Quantum Anomalous Hall Effect and Giant Rashba Spin-Orbit Splitting in Compensated n-p--Codoped Graphene

Abstract

Quantum anomalous Hall effect (QAHE) is a fundamental quantum transport phenomenon in condensed matter physics. Until now, the only experimental realization of the QAHE has been observed for Cr/V-doped (Bi,Sb)2Te3 but at extremely low observational temperature, thereby limiting its potential application in dissipationless quantum electronics. Employing first-principles calculations, we study the electronic structures of graphene codoped with 5d transition metal and boron (B) atoms based on a compensated n--p codoping scheme.
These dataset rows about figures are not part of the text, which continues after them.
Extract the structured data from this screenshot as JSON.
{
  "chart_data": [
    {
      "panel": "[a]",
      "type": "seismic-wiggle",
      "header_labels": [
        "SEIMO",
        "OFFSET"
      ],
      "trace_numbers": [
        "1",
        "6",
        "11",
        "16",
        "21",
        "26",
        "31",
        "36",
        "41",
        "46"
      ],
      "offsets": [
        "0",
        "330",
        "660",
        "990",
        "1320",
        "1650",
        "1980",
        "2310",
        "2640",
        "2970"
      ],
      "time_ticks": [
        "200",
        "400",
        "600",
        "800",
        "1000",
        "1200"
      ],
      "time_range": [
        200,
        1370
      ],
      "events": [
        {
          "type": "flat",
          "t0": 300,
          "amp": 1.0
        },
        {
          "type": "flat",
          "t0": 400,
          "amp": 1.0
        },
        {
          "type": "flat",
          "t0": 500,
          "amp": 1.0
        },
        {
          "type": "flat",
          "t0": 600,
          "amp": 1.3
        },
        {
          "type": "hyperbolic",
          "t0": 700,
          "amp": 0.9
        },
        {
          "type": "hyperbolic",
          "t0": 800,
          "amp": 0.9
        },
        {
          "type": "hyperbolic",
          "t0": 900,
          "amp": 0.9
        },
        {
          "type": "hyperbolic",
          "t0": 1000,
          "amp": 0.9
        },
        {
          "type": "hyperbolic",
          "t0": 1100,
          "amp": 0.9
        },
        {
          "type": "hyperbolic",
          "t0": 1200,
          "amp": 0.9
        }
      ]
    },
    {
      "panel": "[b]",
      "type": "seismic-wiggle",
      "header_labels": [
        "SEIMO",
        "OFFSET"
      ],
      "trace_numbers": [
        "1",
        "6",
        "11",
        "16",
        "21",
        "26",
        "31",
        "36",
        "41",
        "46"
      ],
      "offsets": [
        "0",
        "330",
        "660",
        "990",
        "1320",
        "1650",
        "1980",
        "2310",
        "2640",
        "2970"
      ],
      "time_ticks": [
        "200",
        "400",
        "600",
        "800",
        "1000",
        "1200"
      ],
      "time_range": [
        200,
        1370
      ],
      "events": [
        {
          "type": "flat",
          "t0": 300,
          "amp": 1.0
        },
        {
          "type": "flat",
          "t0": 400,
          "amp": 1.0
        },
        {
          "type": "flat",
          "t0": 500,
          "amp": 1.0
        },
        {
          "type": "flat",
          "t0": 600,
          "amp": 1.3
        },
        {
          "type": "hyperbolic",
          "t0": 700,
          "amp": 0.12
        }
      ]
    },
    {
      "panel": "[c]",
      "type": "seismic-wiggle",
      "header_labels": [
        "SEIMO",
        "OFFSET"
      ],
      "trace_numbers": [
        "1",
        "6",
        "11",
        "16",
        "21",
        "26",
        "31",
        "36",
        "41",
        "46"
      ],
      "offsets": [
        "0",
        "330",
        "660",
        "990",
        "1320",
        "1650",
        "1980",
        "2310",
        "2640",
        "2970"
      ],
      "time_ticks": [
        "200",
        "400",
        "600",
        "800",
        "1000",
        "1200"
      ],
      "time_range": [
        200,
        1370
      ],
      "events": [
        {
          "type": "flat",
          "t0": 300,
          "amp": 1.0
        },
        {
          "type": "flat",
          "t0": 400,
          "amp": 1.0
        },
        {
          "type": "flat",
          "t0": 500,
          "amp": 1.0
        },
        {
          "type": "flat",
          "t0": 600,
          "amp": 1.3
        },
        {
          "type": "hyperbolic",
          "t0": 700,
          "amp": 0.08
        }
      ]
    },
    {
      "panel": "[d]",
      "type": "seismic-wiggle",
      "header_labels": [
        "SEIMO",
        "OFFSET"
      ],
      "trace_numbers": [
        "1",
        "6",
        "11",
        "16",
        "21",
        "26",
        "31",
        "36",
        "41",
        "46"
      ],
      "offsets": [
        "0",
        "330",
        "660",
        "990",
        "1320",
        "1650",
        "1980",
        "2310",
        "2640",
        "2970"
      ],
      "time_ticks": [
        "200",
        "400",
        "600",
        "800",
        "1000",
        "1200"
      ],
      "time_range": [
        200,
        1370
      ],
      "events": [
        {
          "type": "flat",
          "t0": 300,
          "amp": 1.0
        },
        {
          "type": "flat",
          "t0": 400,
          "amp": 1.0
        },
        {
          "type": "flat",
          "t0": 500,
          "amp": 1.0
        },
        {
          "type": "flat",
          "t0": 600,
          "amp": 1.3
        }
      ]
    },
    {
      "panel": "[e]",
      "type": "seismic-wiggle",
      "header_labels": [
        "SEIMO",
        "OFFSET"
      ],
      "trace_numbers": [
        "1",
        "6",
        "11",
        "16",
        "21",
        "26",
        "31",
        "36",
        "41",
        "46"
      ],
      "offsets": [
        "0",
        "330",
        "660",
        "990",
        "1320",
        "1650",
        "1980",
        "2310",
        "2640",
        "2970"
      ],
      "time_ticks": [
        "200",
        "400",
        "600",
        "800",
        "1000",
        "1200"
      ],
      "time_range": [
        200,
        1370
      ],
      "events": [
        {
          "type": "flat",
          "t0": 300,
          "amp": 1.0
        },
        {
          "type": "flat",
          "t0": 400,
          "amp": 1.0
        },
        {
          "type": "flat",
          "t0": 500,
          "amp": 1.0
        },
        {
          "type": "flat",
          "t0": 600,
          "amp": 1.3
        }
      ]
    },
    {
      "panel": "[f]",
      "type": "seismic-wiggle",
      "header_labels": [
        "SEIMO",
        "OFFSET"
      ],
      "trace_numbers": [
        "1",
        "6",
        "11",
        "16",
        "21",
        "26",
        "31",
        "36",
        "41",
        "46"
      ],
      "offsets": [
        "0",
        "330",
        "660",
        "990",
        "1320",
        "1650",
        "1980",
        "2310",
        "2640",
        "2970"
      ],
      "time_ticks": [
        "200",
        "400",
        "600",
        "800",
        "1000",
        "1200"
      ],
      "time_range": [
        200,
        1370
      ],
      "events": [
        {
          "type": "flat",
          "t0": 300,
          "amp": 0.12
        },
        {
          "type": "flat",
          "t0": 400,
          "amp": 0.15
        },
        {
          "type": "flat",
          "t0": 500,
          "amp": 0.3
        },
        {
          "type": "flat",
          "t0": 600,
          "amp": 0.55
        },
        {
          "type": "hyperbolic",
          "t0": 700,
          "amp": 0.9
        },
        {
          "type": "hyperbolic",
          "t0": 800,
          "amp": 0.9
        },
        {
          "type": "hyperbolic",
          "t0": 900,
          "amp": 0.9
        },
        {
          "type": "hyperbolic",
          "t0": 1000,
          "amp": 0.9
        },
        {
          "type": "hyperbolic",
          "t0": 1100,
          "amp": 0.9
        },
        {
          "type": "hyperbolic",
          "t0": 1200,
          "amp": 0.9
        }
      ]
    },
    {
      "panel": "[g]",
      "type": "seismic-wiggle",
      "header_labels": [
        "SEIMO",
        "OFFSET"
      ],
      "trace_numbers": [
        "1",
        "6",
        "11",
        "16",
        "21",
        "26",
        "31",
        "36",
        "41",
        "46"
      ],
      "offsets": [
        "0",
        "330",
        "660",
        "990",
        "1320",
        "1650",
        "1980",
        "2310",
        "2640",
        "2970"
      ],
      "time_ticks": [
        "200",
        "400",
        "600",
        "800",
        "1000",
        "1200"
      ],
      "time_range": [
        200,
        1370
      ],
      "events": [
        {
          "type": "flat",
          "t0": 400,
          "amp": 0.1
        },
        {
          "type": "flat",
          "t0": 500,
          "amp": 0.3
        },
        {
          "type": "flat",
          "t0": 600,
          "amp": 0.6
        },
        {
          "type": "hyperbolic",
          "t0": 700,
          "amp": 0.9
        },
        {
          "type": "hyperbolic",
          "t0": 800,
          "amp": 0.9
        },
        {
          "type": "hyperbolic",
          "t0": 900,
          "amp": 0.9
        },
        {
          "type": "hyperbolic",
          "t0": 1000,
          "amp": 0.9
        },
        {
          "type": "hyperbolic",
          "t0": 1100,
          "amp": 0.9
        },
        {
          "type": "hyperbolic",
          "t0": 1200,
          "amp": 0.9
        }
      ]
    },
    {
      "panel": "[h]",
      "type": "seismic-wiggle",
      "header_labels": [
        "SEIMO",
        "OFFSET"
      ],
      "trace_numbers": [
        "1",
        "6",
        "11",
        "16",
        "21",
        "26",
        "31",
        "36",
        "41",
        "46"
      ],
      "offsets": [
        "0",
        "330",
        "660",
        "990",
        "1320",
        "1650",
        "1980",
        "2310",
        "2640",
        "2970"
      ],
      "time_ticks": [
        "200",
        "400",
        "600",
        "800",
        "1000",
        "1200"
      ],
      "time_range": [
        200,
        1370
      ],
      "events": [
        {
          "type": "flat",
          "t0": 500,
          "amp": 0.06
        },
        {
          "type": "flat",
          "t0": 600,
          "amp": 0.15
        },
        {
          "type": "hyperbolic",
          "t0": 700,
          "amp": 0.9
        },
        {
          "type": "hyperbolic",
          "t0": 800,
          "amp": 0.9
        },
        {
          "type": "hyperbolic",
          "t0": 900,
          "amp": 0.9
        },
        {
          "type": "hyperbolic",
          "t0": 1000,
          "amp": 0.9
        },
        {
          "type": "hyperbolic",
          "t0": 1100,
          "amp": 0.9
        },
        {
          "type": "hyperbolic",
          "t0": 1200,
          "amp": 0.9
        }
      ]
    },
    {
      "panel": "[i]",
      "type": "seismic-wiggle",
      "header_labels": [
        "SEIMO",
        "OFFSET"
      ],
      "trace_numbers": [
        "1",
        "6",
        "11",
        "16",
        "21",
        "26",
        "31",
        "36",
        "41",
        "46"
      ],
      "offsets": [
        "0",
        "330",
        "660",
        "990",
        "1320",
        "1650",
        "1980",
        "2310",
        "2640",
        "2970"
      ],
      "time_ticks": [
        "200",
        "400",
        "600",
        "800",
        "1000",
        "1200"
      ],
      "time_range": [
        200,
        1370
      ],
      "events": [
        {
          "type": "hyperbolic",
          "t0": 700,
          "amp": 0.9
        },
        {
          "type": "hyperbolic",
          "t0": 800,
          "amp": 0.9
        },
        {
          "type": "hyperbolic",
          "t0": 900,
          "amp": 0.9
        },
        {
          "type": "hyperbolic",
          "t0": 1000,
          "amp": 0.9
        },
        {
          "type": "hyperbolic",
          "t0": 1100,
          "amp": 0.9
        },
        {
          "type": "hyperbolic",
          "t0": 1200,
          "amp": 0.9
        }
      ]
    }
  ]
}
Our findings are as follows. 1) The electrostatic attraction between the n- and p-type dopants effectively enhances the adsorption of metal adatoms and suppresses their undesirable clustering. 2) Hf--B and Os--B codoped graphene systems can establish long-range ferromagnetic order and open nontrivial band gaps because of the spin-orbit coupling with the non-vanishing Berry curvatures to host the QAHE. 3) The calculated Rashba splitting energy in Re--B and Pt--B codoped graphene systems can reach up to 158 and 85~meV, respectively, which is several orders of magnitude higher than the reported intrinsic spin-orbit coupling strength.